Intervention de Marietta Karamanli

Réunion du jeudi 24 octobre 2019 à 14h30
Commission des lois constitutionnelles, de la législation et de l'administration générale de la république

Photo issue du site de l'Assemblée nationale ou de WikipediaMarietta Karamanli :

J'ai écouté avec beaucoup d'attention, monsieur le ministre, votre présentation de la mission « Immigration, asile et intégration ». Au groupe Socialiste et apparentés, nous apprécions l'augmentation annoncée des crédits. Mais, à bien y regarder, cette augmentation recouvre des évolutions un peu contrastées. En effet, les crédits visant la garantie de l'exercice du droit d'asile et les crédits d'intervention augmentent de 12 % à peu près, tandis que les crédits consacrés à la lutte contre l'immigration irrégulière baissent de 10 %.

Dans ce premier cas, les crédits suivent donc l'augmentation du nombre de demandes d'asile ; ils avaient d'ailleurs augmenté de 13 % en 2019 par rapport à 2018. Sur l'ensemble de l'année 2018, l'OFPRA avait enregistré 123 000 demandes, soit 22 % de plus qu'en 2017. En 2019, il y a eu, au premier trimestre, 62 000 demandes, la tendance étant donc plus modérée. Cette décélération se confirme-t-elle ? Je note d'ailleurs une forte diminution des dépenses de soutien.

Ce soutien inclut-il aussi les dépenses des préfectures ? Une large part de la politique de régulation de l'immigration y est en effet mise en oeuvre. Qu'en est-il justement ? Cela n'est pas très clair dans les documents que nous avons eus à notre disposition. Ceux qui veulent accéder à un rendez-vous ont du mal à l'obtenir.

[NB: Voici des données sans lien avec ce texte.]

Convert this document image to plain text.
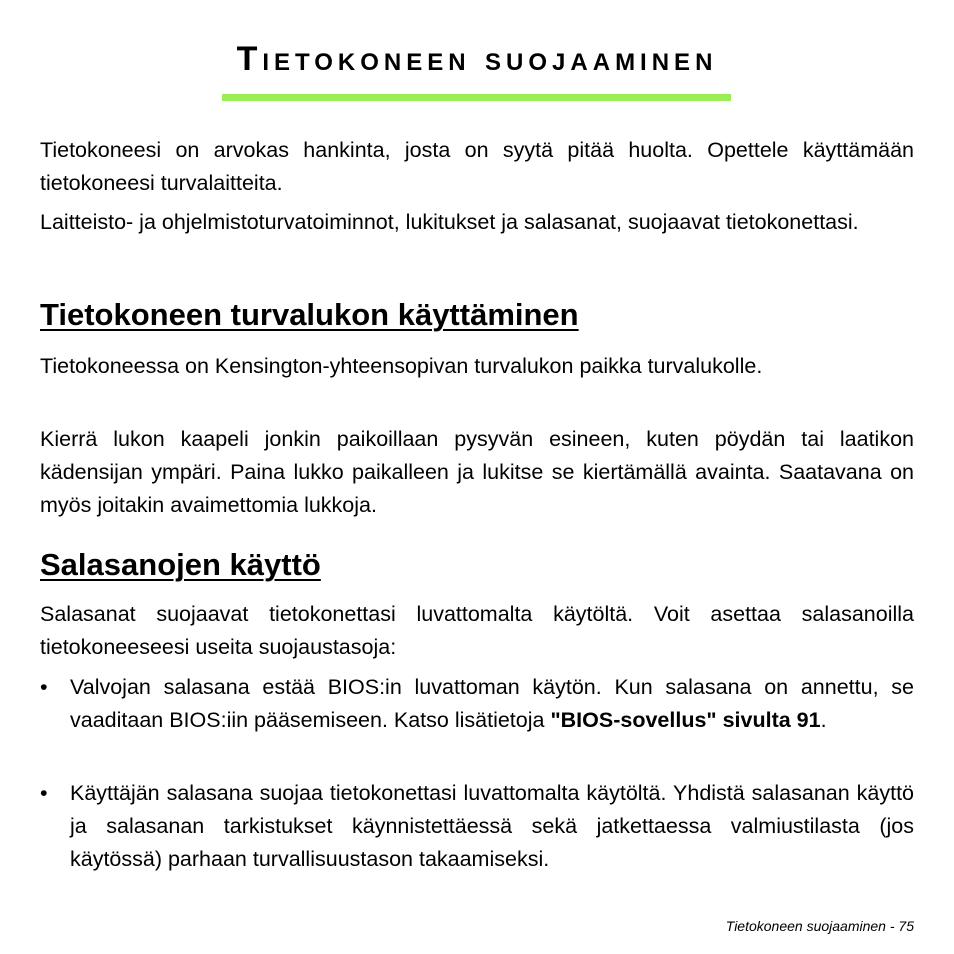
Tietokoneen suojaaminen

Tietokoneesi on arvokas hankinta, josta on syytä pitää huolta. Opettele käyttämään tietokoneesi turvalaitteita.

Laitteisto- ja ohjelmistoturvatoiminnot, lukitukset ja salasanat, suojaavat tietokonettasi.

Tietokoneen turvalukon käyttäminen

Tietokoneessa on Kensington-yhteensopivan turvalukon paikka turvalukolle.

Kierrä lukon kaapeli jonkin paikoillaan pysyvän esineen, kuten pöydän tai laatikon kädensijan ympäri. Paina lukko paikalleen ja lukitse se kiertämällä avainta. Saatavana on myös joitakin avaimettomia lukkoja.

Salasanojen käyttö

Salasanat suojaavat tietokonettasi luvattomalta käytöltä. Voit asettaa salasanoilla tietokoneeseesi useita suojaustasoja:

• Valvojan salasana estää BIOS:in luvattoman käytön. Kun salasana on annettu, se vaaditaan BIOS:iin pääsemiseen. Katso lisätietoja "BIOS-sovellus" sivulta 91.
• Käyttäjän salasana suojaa tietokonettasi luvattomalta käytöltä. Yhdistä salasanan käyttö ja salasanan tarkistukset käynnistettäessä sekä jatkettaessa valmiustilasta (jos käytössä) parhaan turvallisuustason takaamiseksi.
Tietokoneen suojaaminen - 75
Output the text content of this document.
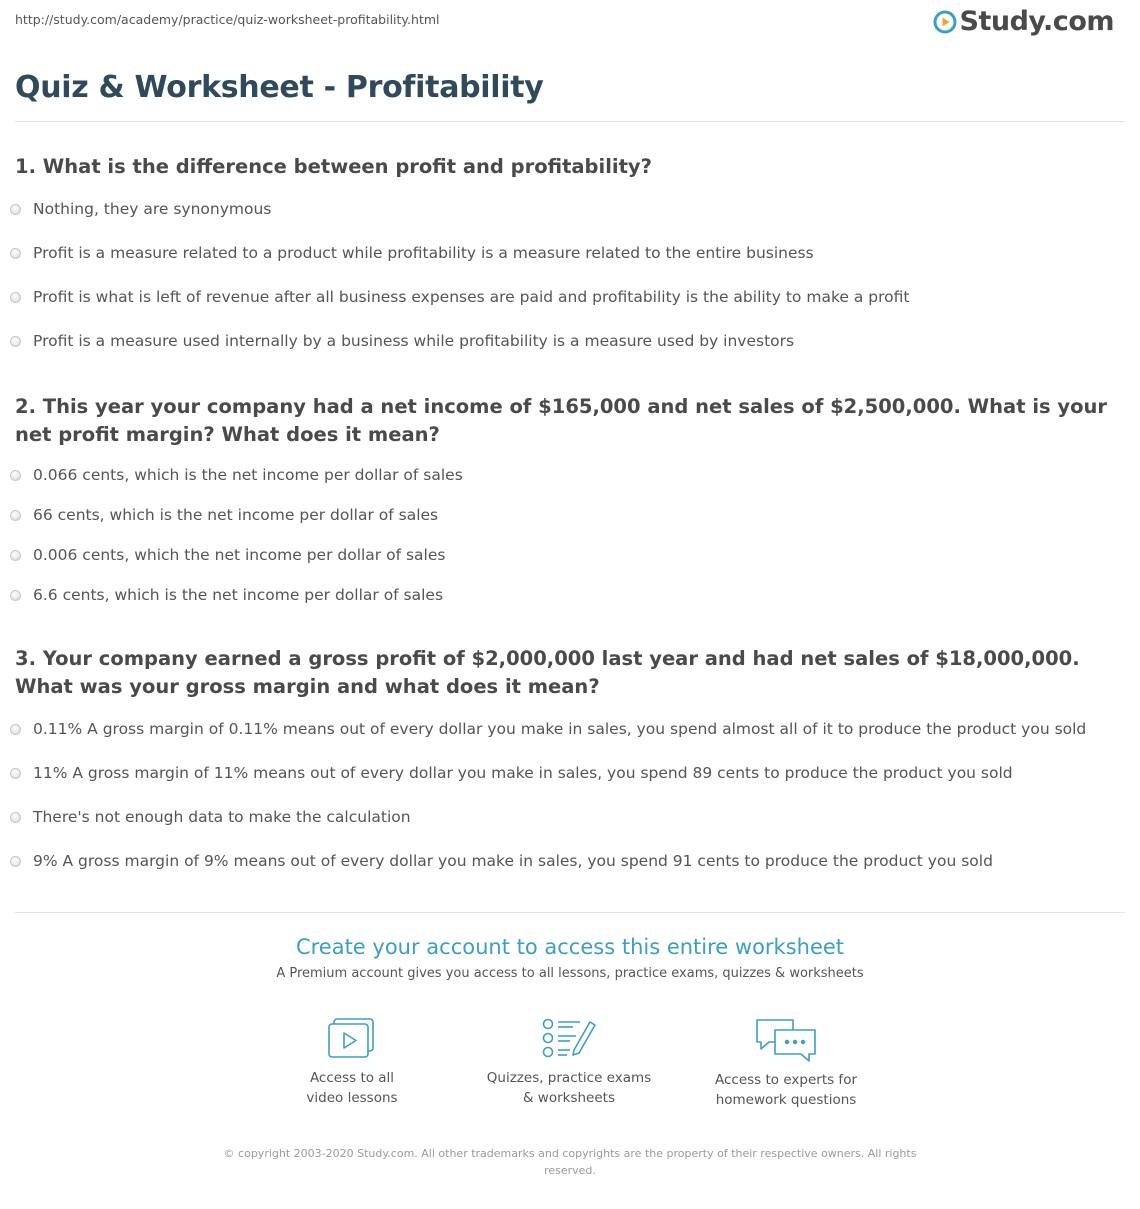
http://study.com/academy/practice/quiz-worksheet-profitability.html	Study.com
Quiz & Worksheet - Profitability
1. What is the difference between profit and profitability?
Nothing, they are synonymous
Profit is a measure related to a product while profitability is a measure related to the entire business
Profit is what is left of revenue after all business expenses are paid and profitability is the ability to make a profit
Profit is a measure used internally by a business while profitability is a measure used by investors
2. This year your company had a net income of $165,000 and net sales of $2,500,000. What is your net profit margin? What does it mean?
0.066 cents, which is the net income per dollar of sales
66 cents, which is the net income per dollar of sales
0.006 cents, which the net income per dollar of sales
6.6 cents, which is the net income per dollar of sales
3. Your company earned a gross profit of $2,000,000 last year and had net sales of $18,000,000. What was your gross margin and what does it mean?
0.11% A gross margin of 0.11% means out of every dollar you make in sales, you spend almost all of it to produce the product you sold
11% A gross margin of 11% means out of every dollar you make in sales, you spend 89 cents to produce the product you sold
There's not enough data to make the calculation
9% A gross margin of 9% means out of every dollar you make in sales, you spend 91 cents to produce the product you sold
Create your account to access this entire worksheet
A Premium account gives you access to all lessons, practice exams, quizzes & worksheets
Access to all
video lessons
Quizzes, practice exams
& worksheets
Access to experts for
homework questions
© copyright 2003-2020 Study.com. All other trademarks and copyrights are the property of their respective owners. All rights
reserved.
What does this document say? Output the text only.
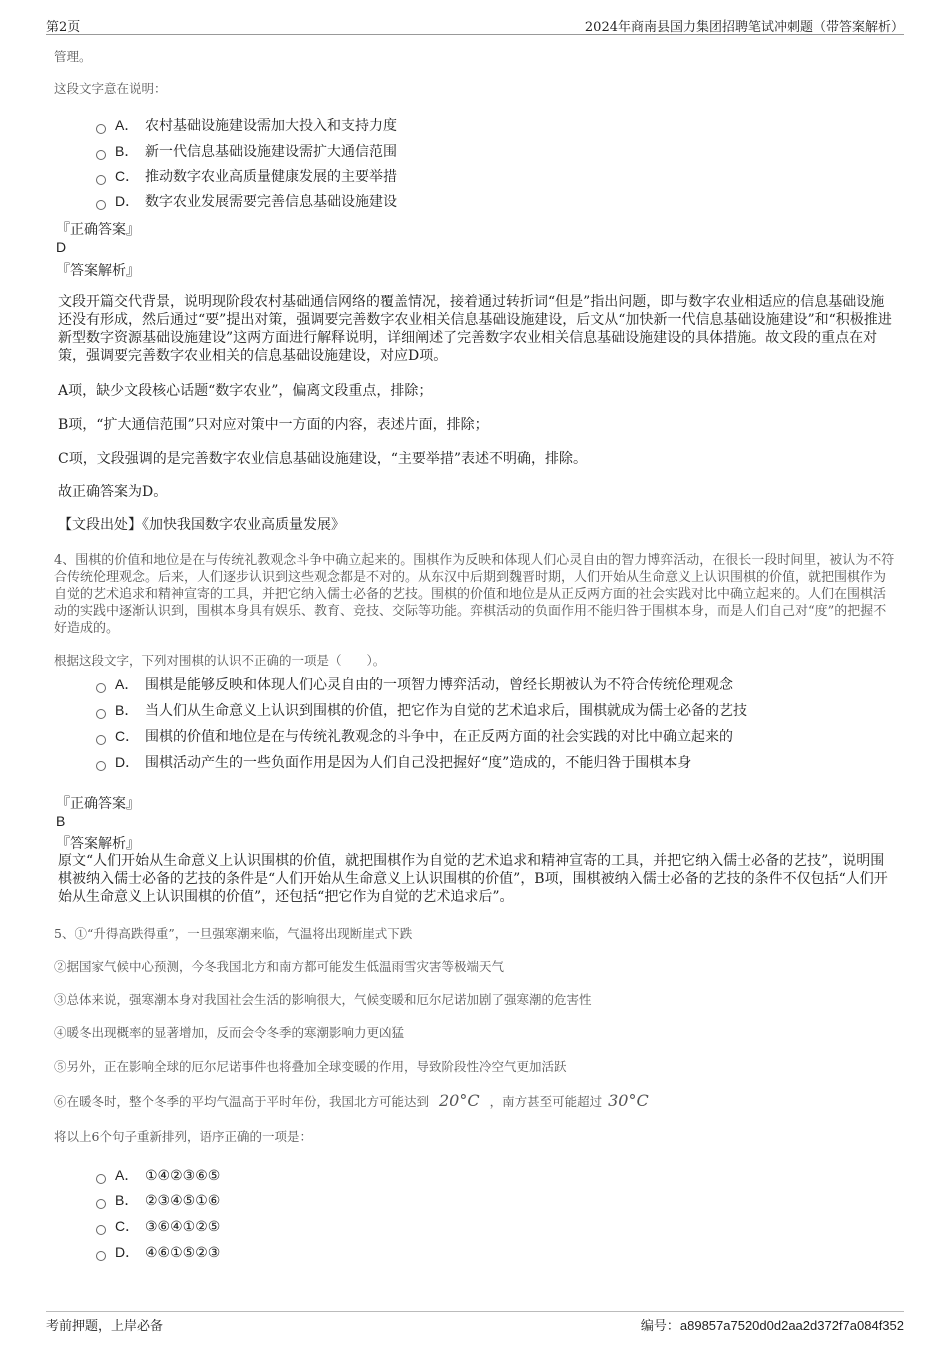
第2页	2024年商南县国力集团招聘笔试冲刺题（带答案解析）
管理。
这段文字意在说明：
A． 农村基础设施建设需加大投入和支持力度
B． 新一代信息基础设施建设需扩大通信范围
C． 推动数字农业高质量健康发展的主要举措
D． 数字农业发展需要完善信息基础设施建设
『正确答案』
D
『答案解析』
文段开篇交代背景，说明现阶段农村基础通信网络的覆盖情况，接着通过转折词“但是”指出问题，即与数字农业相适应的信息基础设施还没有形成，然后通过“要”提出对策，强调要完善数字农业相关信息基础设施建设，后文从“加快新一代信息基础设施建设”和“积极推进新型数字资源基础设施建设”这两方面进行解释说明，详细阐述了完善数字农业相关信息基础设施建设的具体措施。故文段的重点在对策，强调要完善数字农业相关的信息基础设施建设，对应D项。
A项，缺少文段核心话题“数字农业”，偏离文段重点，排除；
B项，“扩大通信范围”只对应对策中一方面的内容，表述片面，排除；
C项，文段强调的是完善数字农业信息基础设施建设，“主要举措”表述不明确，排除。
故正确答案为D。
【文段出处】《加快我国数字农业高质量发展》
4、围棋的价值和地位是在与传统礼教观念斗争中确立起来的。围棋作为反映和体现人们心灵自由的智力博弈活动，在很长一段时间里，被认为不符合传统伦理观念。后来，人们逐步认识到这些观念都是不对的。从东汉中后期到魏晋时期，人们开始从生命意义上认识围棋的价值，就把围棋作为自觉的艺术追求和精神宣寄的工具，并把它纳入儒士必备的艺技。围棋的价值和地位是从正反两方面的社会实践对比中确立起来的。人们在围棋活动的实践中逐渐认识到，围棋本身具有娱乐、教育、竞技、交际等功能。弈棋活动的负面作用不能归咎于围棋本身，而是人们自己对“度”的把握不好造成的。
根据这段文字，下列对围棋的认识不正确的一项是（　　）。
A． 围棋是能够反映和体现人们心灵自由的一项智力博弈活动，曾经长期被认为不符合传统伦理观念
B． 当人们从生命意义上认识到围棋的价值，把它作为自觉的艺术追求后，围棋就成为儒士必备的艺技
C． 围棋的价值和地位是在与传统礼教观念的斗争中，在正反两方面的社会实践的对比中确立起来的
D． 围棋活动产生的一些负面作用是因为人们自己没把握好“度”造成的，不能归咎于围棋本身
『正确答案』
B
『答案解析』
原文“人们开始从生命意义上认识围棋的价值，就把围棋作为自觉的艺术追求和精神宣寄的工具，并把它纳入儒士必备的艺技”，说明围棋被纳入儒士必备的艺技的条件是“人们开始从生命意义上认识围棋的价值”，B项，围棋被纳入儒士必备的艺技的条件不仅包括“人们开始从生命意义上认识围棋的价值”，还包括“把它作为自觉的艺术追求后”。
5、①“升得高跌得重”，一旦强寒潮来临，气温将出现断崖式下跌
②据国家气候中心预测，今冬我国北方和南方都可能发生低温雨雪灾害等极端天气
③总体来说，强寒潮本身对我国社会生活的影响很大，气候变暖和厄尔尼诺加剧了强寒潮的危害性
④暖冬出现概率的显著增加，反而会令冬季的寒潮影响力更凶猛
⑤另外，正在影响全球的厄尔尼诺事件也将叠加全球变暖的作用，导致阶段性冷空气更加活跃
⑥在暖冬时，整个冬季的平均气温高于平时年份，我国北方可能达到 20°C ，南方甚至可能超过 30°C
将以上6个句子重新排列，语序正确的一项是：
A． ①④②③⑥⑤
B． ②③④⑤①⑥
C． ③⑥④①②⑤
D． ④⑥①⑤②③
考前押题，上岸必备	编号：a89857a7520d0d2aa2d372f7a084f352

Je note au passage qu'il est globalement très difficile d'accéder aux services régaliens de l'État.

Pouvez-vous nous expliquer la diminution des crédits de fonctionnement de l'action « Lutte contre l'immigration irrégulière » ?

En matière de garantie du droit d'asile, se pose aussi la question de l'hébergement des demandeurs : 1 500 places étaient prévues en CADA en 2018 et 1 000 places le sont en 2019, alors que 15 000 places avaient été créées entre 2015 et 2017. Le projet de loi de finances pour 2020 prévoit la mise à niveau de notre dispositif d'hébergement, mais aucune création supplémentaire de places en CAES, pas plus en HUDA qu'en CADA. N'y a-t-il pas contradiction entre l'affirmation de cette garantie et l'exercice effectif du droit ? La question se pose à la lecture de ce budget.

Je terminerai brièvement par le programme « Intégration et accès à la nationalité ». De façon claire, les crédits de paiement augmentent, passant de 408 à 437 millions. Pour l'essentiel, l'augmentation vise l'accompagnement des étrangers en situation régulière et des réfugiés. Si on peut se féliciter, bien sûr, de cette hausse des crédits, on doit néanmoins considérer qu'elle suit l'augmentation du nombre des situations et des demandes d'asile, sans qu'on sache si elle traduit une anticipation réaliste et raisonnable des besoins.

Finalement, les crédits de ces deux missions sont donc facialement en augmentation, mais je m'interroge sur le niveau nécessaire par rapport aux besoins constatés. Il faut, d'une part, donner à la sécurité les moyens dont elle a objectivement besoin, tout en anticipant raisonnablement et correctement les besoins d'accueil et d'accompagnement des migrants devant faire l'objet d'une protection humanitaire.

Je souhaite dire, au nom de mon groupe, que la police, au sens large, est une institution composée de personnes à qui il faut redonner du sens et des moyens. Je souhaite également dire que miser et investir sur un accueil digne des migrants n'est ni un luxe ni un danger, mais bien un investissement de la collectivité en faveur de son ordre, de sa cohérence, mais aussi de sa solidarité.

Les crédits de ces deux missions auraient pu – et auraient dû – traduire une ambition autre qu'une simple ambition gestionnaire. Nous saluons bien sûr les augmentations, mais elles ne sont pas au niveau de la crise actuelle.